SPIRALLING reports of missing-from-home youngsters will see more work being done to reduce alarming figures - after police revealed more than 250 under-18s in Barnsley were reported by concerned parents or carers in just a three-month period.

Improvements as to how police and council officers - who make up the Barnsley Safeguarding Children Partnership (BSCP) - deal with reports have been subsequently put forward following a probe and what can be done to reduce the likelihood of repeat incidents.

The Chronicle can reveal ‘inconsistencies’ were found during the study in how teams tackle repeat missing people and the locations they go to.

A total of 387 missing person reports were submitted to the police in the last quarter and 262 were for children under the age of 18, with about one in five relating to youngsters in care.

Approximately 25 per cent of the total reports were classed as ‘high risk’, meaning they were likely to be at risk of serious harm or pose a risk to the public.

A statement from the BSCP said: “Children running away and going missing from care, home and education is a central issue for us.

“Current research findings estimate that 25 per cent of children and young people who go missing are likely to suffer significant harm.

“Many children in care, missing from their placements, are vulnerable to sexual and other exploitation, especially children in residential care.

“South Yorkshire Police, as the lead agency for investigating and finding missing children, will respond to children and young people going missing based on ongoing risk assessments in line with current guidance.

“Even with strong systems and services that minimise the likelihood of young people running away, some young people will still feel that they have to run away.

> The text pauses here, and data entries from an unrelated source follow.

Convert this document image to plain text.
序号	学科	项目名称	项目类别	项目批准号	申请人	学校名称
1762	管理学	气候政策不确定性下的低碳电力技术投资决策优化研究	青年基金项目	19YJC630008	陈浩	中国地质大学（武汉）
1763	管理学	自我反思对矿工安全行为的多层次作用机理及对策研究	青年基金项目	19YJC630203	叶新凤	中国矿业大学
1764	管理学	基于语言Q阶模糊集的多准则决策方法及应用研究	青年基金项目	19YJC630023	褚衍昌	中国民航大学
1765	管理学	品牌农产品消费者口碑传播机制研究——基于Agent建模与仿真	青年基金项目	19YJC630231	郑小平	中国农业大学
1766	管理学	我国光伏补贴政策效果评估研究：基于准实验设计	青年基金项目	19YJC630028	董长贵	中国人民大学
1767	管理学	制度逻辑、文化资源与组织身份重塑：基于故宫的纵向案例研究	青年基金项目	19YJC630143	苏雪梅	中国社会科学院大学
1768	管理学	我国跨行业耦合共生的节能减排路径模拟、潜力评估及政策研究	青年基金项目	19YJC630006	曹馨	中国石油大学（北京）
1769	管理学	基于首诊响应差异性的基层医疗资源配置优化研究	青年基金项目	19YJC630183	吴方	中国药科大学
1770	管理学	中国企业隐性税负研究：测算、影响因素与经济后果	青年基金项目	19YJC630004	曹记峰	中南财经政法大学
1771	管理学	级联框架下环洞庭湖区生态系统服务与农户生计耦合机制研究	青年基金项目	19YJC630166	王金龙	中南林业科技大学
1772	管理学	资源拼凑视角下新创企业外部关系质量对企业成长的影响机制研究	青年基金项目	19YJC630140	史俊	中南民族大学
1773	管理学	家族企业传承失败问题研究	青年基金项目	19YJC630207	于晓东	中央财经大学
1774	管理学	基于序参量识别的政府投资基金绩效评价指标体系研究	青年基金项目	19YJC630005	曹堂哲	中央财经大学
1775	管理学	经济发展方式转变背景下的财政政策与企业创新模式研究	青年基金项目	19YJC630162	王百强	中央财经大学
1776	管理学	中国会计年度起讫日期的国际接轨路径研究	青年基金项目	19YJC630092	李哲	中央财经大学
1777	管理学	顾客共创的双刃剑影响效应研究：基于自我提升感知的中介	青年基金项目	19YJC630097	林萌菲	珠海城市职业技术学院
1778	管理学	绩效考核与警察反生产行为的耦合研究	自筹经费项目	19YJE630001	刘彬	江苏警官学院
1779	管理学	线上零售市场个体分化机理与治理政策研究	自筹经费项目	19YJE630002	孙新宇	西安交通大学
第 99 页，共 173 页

“The council and the BSCP need to be alert to the risk of sexual exploitation or involvement in drugs, gangs or criminal activity such as trafficking and to be aware of local ‘hotspots’ as well as concerns about any individuals, who children run away to be with.”

Should a child under 18 be recorded as missing on three or more occasions or missing for a period of 72 hours, an ‘urgent’ multi-agency strategy meeting is held with partners to establish whether there is additional information available elsewhere that would support the locating and safeguarding of that child.

There is also a daily meeting between partners, attended by a number of other agencies, to discuss any of the missing persons and what support measures are in place.

A South Yorkshire Police spokesperson added: “We continue to work on training officers to understand the recording of crimes identified or suspected during a missing person investigation.

“Last year saw a total of 92 crime records created during or following a missing person investigation, of which 39.5 per cent of them related to a child under 18 years old.

“To date this year, 55 crimes have been recorded, of which 64 per cent relate to a child under 18 years old.

“This increase indicates ‘hidden’ crimes are being identified by the officer, or the child or young person is disclosing them which is an indicator of trust and confidence with police and partners.”